You’re right– if you were looking for an emotional way to inspire, or guilt, or otherwise move your brother to stay alive and keep thinking positively, you’d be pursuing a faulty goal.
If that were your quest, it would leave you worn out, disappointed, angry and guilty. Plus, he’d be avoiding you at a time when he really needs you. It’s hard not to try to “get through to him,” but it usually backfires.
But if you know, from sad experience, how persistently depression turns negative feelings into negative thoughts about oneself, one’s accomplishments, and one’s future, then you may have a tool for helping him that will not drive him away. He may eventually be able to use this tool for himself, and that’s the tool of positive thinking and reasonable perspective.
You know he’s a good guy who’s down on his luck. He could have a good partner if he were luckier (and maybe a little wiser) in his choices, and you admire his willingness to work, regardless of whether depression or other kinds of uncontrollable shit get in his way and impair his performance. You even know he provided a good home for his late cat.
And if antidepressants or therapy didn’t “work,” that’s not his fault. Antidepressants and psychotherapy may reduce the frequency and severity of relapses some of the time, but their effect is statistical, not absolute, and often those relapses do keep on coming. More bad luck.
So don’t tell him to resume treatment because it will help him, because you’re offering a kind of hope he’s learned is false. He’s got a severe, recurrent, incurable disease that has turned out to be treatment resistant. He’s thinks he’s fucked, and in this way, you agree with him.

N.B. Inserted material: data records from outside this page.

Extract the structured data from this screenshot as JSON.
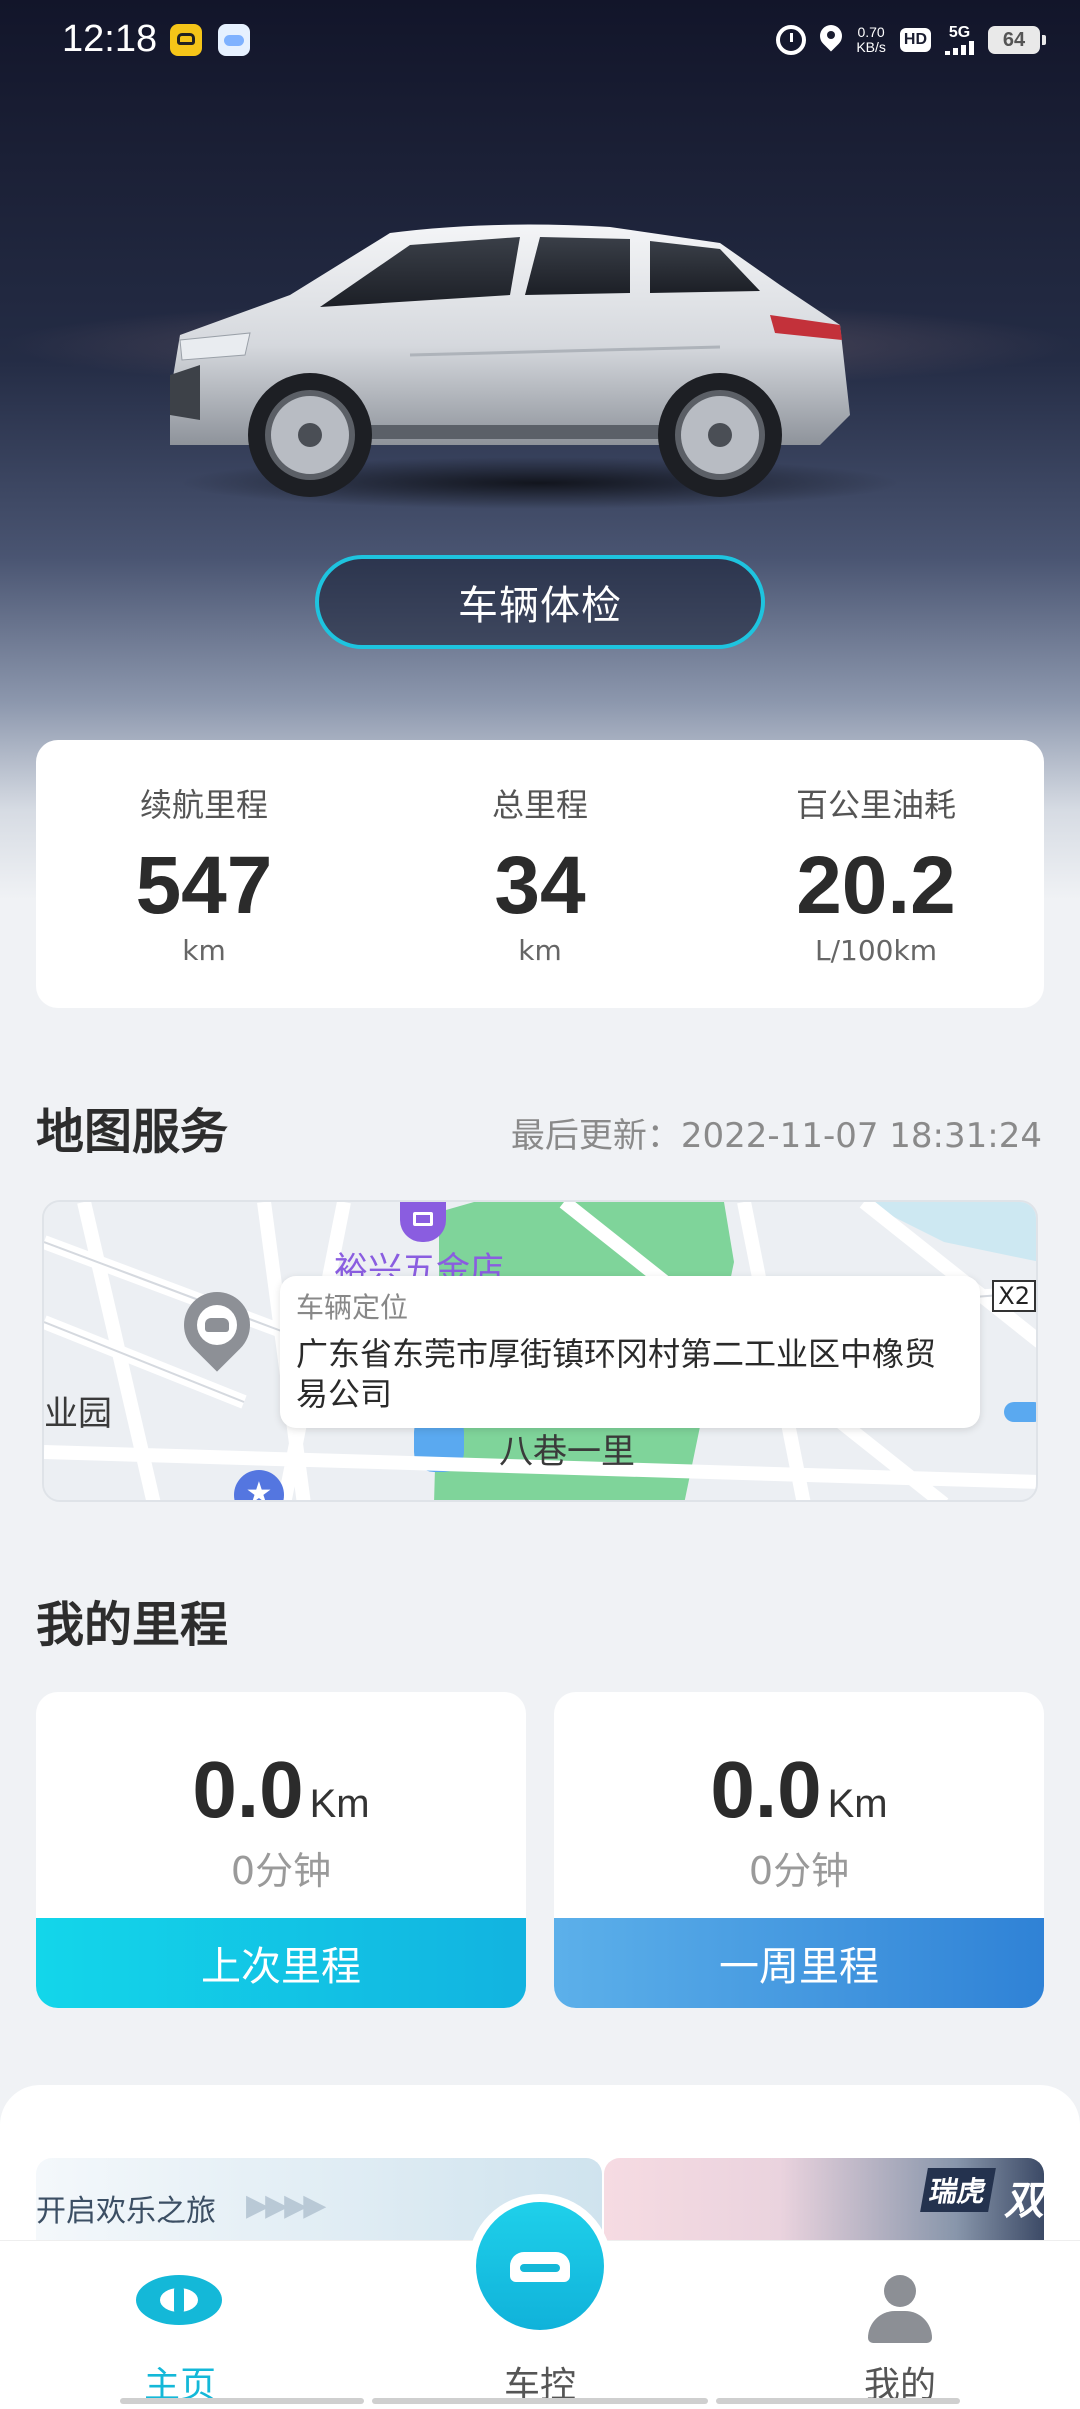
{
  "status_bar": {
    "time": "12:18",
    "net_speed_value": "0.70",
    "net_speed_unit": "KB/s",
    "hd": "HD",
    "network": "5G",
    "battery": "64"
  },
  "hero": {
    "check_button": "车辆体检"
  },
  "stats": [
    {
      "label": "续航里程",
      "value": "547",
      "unit": "km"
    },
    {
      "label": "总里程",
      "value": "34",
      "unit": "km"
    },
    {
      "label": "百公里油耗",
      "value": "20.2",
      "unit": "L/100km"
    }
  ],
  "map_section": {
    "title": "地图服务",
    "last_update": "最后更新：2022-11-07 18:31:24",
    "bubble_title": "车辆定位",
    "bubble_address": "广东省东莞市厚街镇环冈村第二工业区中橡贸易公司",
    "labels": {
      "poi_name": "裕兴五金店",
      "industrial": "业园",
      "street": "八巷一里",
      "road_badge": "X2"
    }
  },
  "mileage": {
    "title": "我的里程",
    "cards": [
      {
        "value": "0.0",
        "unit": "Km",
        "duration": "0分钟",
        "button": "上次里程"
      },
      {
        "value": "0.0",
        "unit": "Km",
        "duration": "0分钟",
        "button": "一周里程"
      }
    ]
  },
  "banners": {
    "left_text": "开启欢乐之旅",
    "right_brand": "瑞虎",
    "right_text": "双"
  },
  "tabbar": {
    "home": "主页",
    "control": "车控",
    "mine": "我的"
  },
  "colors": {
    "accent": "#14b8d8",
    "cyan_button": "#13d6ea",
    "blue_button": "#2f82d6"
  }
}
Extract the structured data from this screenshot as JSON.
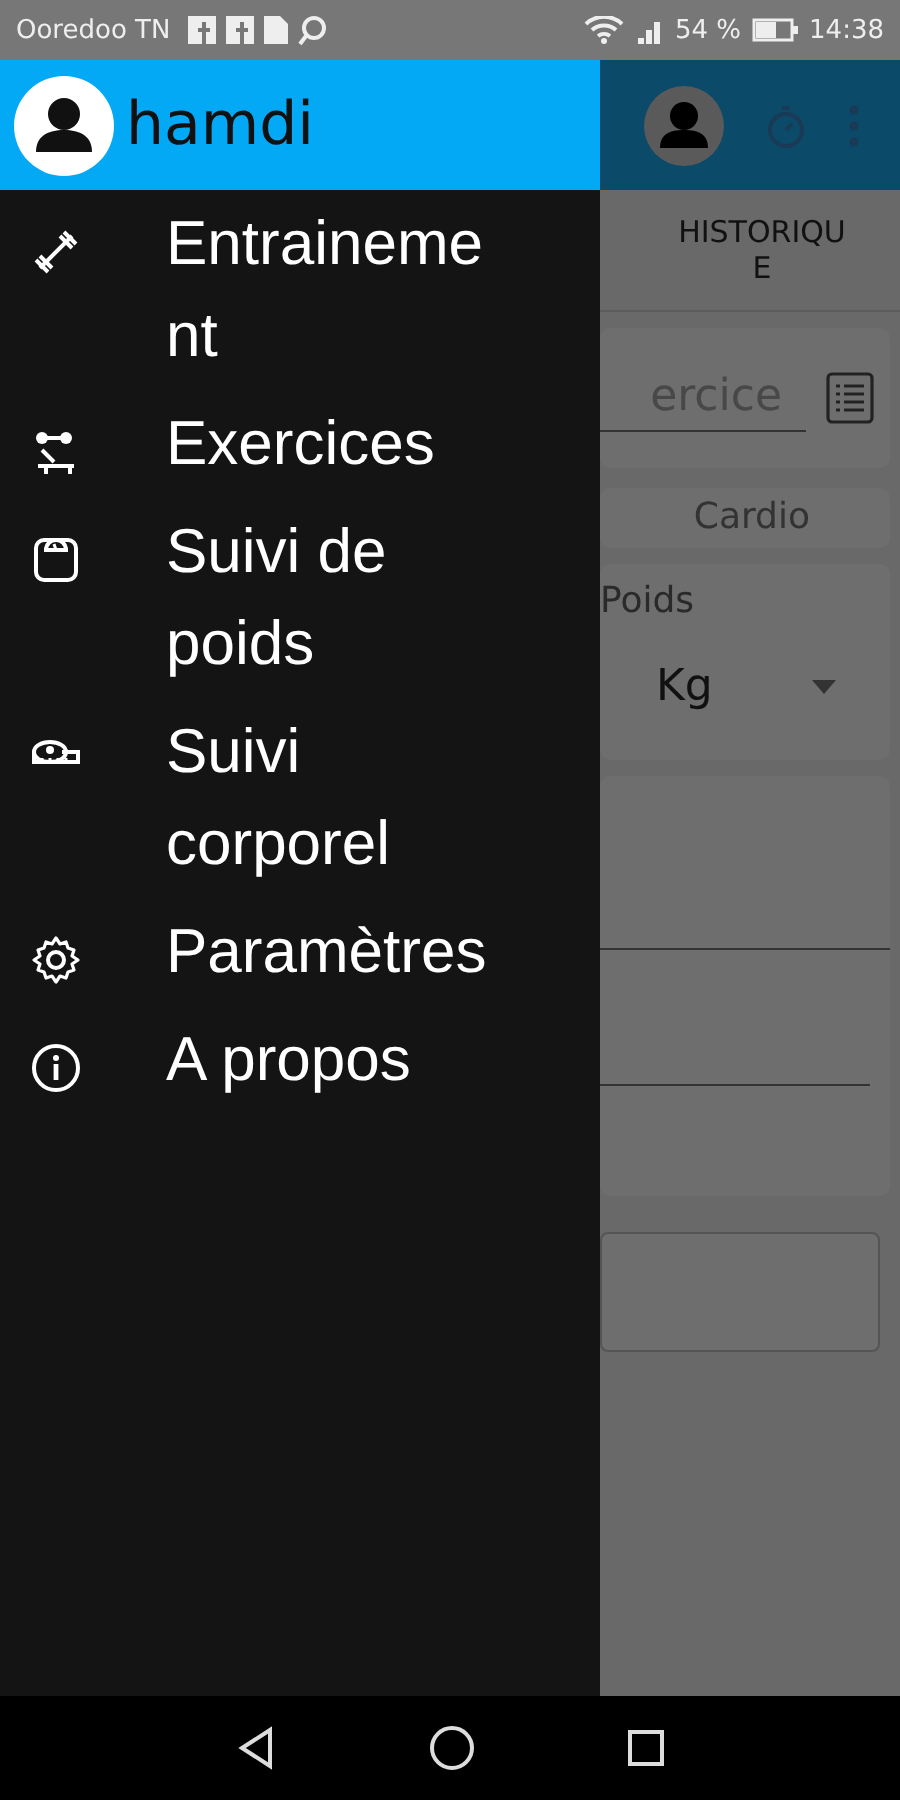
{
  "status_bar": {
    "carrier": "Ooredoo TN",
    "battery": "54 %",
    "time": "14:38"
  },
  "drawer": {
    "user": "hamdi",
    "items": [
      {
        "label": "Entrainement",
        "kind": "barbell"
      },
      {
        "label": "Exercices",
        "kind": "bench"
      },
      {
        "label": "Suivi de poids",
        "kind": "scale"
      },
      {
        "label": "Suivi corporel",
        "kind": "tape"
      },
      {
        "label": "Paramètres",
        "kind": "gear"
      },
      {
        "label": "A propos",
        "kind": "info"
      }
    ]
  },
  "background": {
    "tab": "HISTORIQUE",
    "field_placeholder": "ercice",
    "chip": "Cardio",
    "weight_label": "Poids",
    "unit": "Kg"
  }
}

From there, however, you have to complete the picture. For a guy with a bad illness, he’s done lots of good things. You don’t see him as a hopeless depressive, but as a courageous guy with a persistent illness that would wear down anyone, and you have nothing but respect for him, regardless of what he decides to do. He’s doing his best, and if you show him this kind of support, you’re doing your best, too.
STATEMENT:
Compose a statement that reflects your support. “I know that your depression is bad, your life sucks, and nothing is going right. But life is like that sometimes, and I think you’re a good guy who manages it very well. I assume you know that depression always makes things seem more negative than they really are. Your depression may tell you that you’ve failed, you’re a loser, you haven’t gotten anywhere, you’re a drag to be around, and the future won’t be any better. I hope you know better. I like being around you because I feel your courage. If you don’t want to try any more treatments, I can understand why you don’t want to be bothered. But don’t stop trying because you think your efforts are meaningless. That will never be true. I see you as a success because of who you are and as long as you try to do what’s important to you, regardless of what depression is doing to your brain, I see it as tremendously meaningful and I admire you for it. See you later.”